John Denver Sure Knows How to Sing

so something strange happened to me today.  while going on my usual run around the river, crossing the bridges and weaving in and out of people walking home from mass in the noon sun, i think i tricked myself into believing i was back at home.  Beneath the cloudless sky my breath evened out in time to Country Roads, and my feet composed a rhythm, naturally leading me down my familiar tree lined path.  Maybe it was the mix of the sixty degree weather or the long-memorized country songs singing through my speakers, but i swear for that half hour I was in Schoolcraft Michigan.  I was taking a run around the track in the early summer afternoons.  Watching my feet lead me forward, feeling the breeze ruffle my sweatshirt, I was back home. And then I stopped.

It was weird, but it was like I realized all over again that I was in Rome.  Sometimes I just have to repeat the sentences in my head and standing on the side of the bridge, out of breath from my run, that's what I did.

I am not at home. I am not at school. I am in Italy. I am standing on the sidewalk. I am breathing. It's hard to breath. My heart is racing. I'm sweating. This Notre Dame sweatshirt was too warm for today. It is March 3rd. Why is it so warm? It's snowing at home. It's cold there. This is not home. I'm in Rome.

Rome. Rome. Rome.

It's like I forget sometimes, and I need to remind myself, and when I do I'm overwhelmed with a sense of ..."I can't believe I'm here," all over again.  Being here on a regular basis, you get caught in a sense of routine and become desensitized to everything.  The Pantheon becomes this thing you walk by when you're on your way to the store, the food becomes something you eat in a hurry when you're late for class, and the whole country becomes just the place you're living between traveling weekends.  In a way it's good. Every time I'm away, on those long weekends after touring around a new city, I get an urge to return to my routine and my bed. My little home back in the Tiziano. It's always there waiting for me, with it's easy familiarity and peace.  Rome is peace to me now, its no longer new but comfortable... and that's nice. But still, I have so little time left here that I never, not for a moment, want to forget where I am.  I need to constantly remind myself to take it all in. No one likes to hear the story of an abroad student who forgets she's abroad...

So after my run I went back, threw on a sundress, and went out by myself and let the day take over.  I shopped down the streets by the Spanish Steps and wandered around the stores crowded with Sunday shoppers.
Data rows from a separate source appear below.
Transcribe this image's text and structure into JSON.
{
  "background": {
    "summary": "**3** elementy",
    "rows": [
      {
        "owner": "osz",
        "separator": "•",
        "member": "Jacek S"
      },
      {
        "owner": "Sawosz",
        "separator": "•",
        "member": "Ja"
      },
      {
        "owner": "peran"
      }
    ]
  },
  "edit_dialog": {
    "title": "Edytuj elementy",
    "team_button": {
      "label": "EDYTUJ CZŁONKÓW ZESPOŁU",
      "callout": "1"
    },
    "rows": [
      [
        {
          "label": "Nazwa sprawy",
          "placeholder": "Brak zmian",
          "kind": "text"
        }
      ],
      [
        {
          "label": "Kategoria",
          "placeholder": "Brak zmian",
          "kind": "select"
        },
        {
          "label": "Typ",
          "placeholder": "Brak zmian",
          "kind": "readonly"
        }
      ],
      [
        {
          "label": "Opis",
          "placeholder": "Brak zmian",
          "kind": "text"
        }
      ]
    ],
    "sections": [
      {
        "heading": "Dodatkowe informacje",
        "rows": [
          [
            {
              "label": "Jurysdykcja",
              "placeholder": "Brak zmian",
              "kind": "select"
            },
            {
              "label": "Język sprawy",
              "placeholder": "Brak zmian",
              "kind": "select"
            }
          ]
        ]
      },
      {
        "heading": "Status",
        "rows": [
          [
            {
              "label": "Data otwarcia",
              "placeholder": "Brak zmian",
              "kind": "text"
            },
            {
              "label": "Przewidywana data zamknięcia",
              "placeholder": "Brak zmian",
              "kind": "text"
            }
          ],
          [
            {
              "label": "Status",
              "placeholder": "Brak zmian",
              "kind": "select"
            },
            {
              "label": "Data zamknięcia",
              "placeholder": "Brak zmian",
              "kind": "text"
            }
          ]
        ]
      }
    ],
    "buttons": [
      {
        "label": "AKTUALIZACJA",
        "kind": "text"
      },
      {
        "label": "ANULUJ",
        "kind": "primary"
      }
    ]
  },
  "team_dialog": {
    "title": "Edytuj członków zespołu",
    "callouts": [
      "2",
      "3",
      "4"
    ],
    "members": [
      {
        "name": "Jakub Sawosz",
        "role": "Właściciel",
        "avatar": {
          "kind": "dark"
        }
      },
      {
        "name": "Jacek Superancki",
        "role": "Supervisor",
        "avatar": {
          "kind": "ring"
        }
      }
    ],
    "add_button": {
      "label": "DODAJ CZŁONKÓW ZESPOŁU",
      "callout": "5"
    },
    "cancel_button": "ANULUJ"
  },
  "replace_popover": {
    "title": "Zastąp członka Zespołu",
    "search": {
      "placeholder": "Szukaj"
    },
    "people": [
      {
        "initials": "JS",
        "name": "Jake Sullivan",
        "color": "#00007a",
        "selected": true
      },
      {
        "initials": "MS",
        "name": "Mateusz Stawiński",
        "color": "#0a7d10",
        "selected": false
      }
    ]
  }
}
I let my mind wander over things.  Things that are trivial and don't deserve to be typed for all to see, things that just float in and out of my head like a whisper, and things that are important and you have no business knowing, I had time for all things today.  After hours lost amongst the clothes, strangers, and thoughts that made up my afternoon, I headed back to the hotel.  About a block away, I stopped.

Well here I am.

I am standing in front of the Pantheon. The sun is directly above it. The shadow falls across the square but standing on the fountain is warm. There was no need for a sweater today. The sky is faultless. I'm glad I brought my sunglasses out. There is a violin playing.  He's good, very good. The melody sounds familiar, but I don't know why. This building is so tall. If I could climb up and sit on the top I would be invincible. I bet I could catch a breeze up there. I'd put it in my bag and zip it in. It'd be a good souvenir, an Italian Sunday.  I'm smiling...I probably look ridiculous. I'm happy. Today was good. I'm standing in front of the Pantheon in the piazza, surrounded by people. Everyone's talking. The words are there but strange, and yet I recognize some. Lilting Italian. I'm in Italy. This is Italy. Not South Bend. Not Schoolcraft. Rome.

I probably sound crazy, but maybe people who've been away for a long time will understand. Lines between homes get blurry and confusing, but in the end it's not about which one is which.  It's about a feeling you get, a feeling of rightness when you are where you should be.

Today was a nothing sort of Sunday. If you skip this post in the blog, I wouldn't blame you at all.

 I still have Country Roads stuck in my head. I'll let it stay there for a while. Maybe it'll remind me of home, but then again maybe it won't anymore.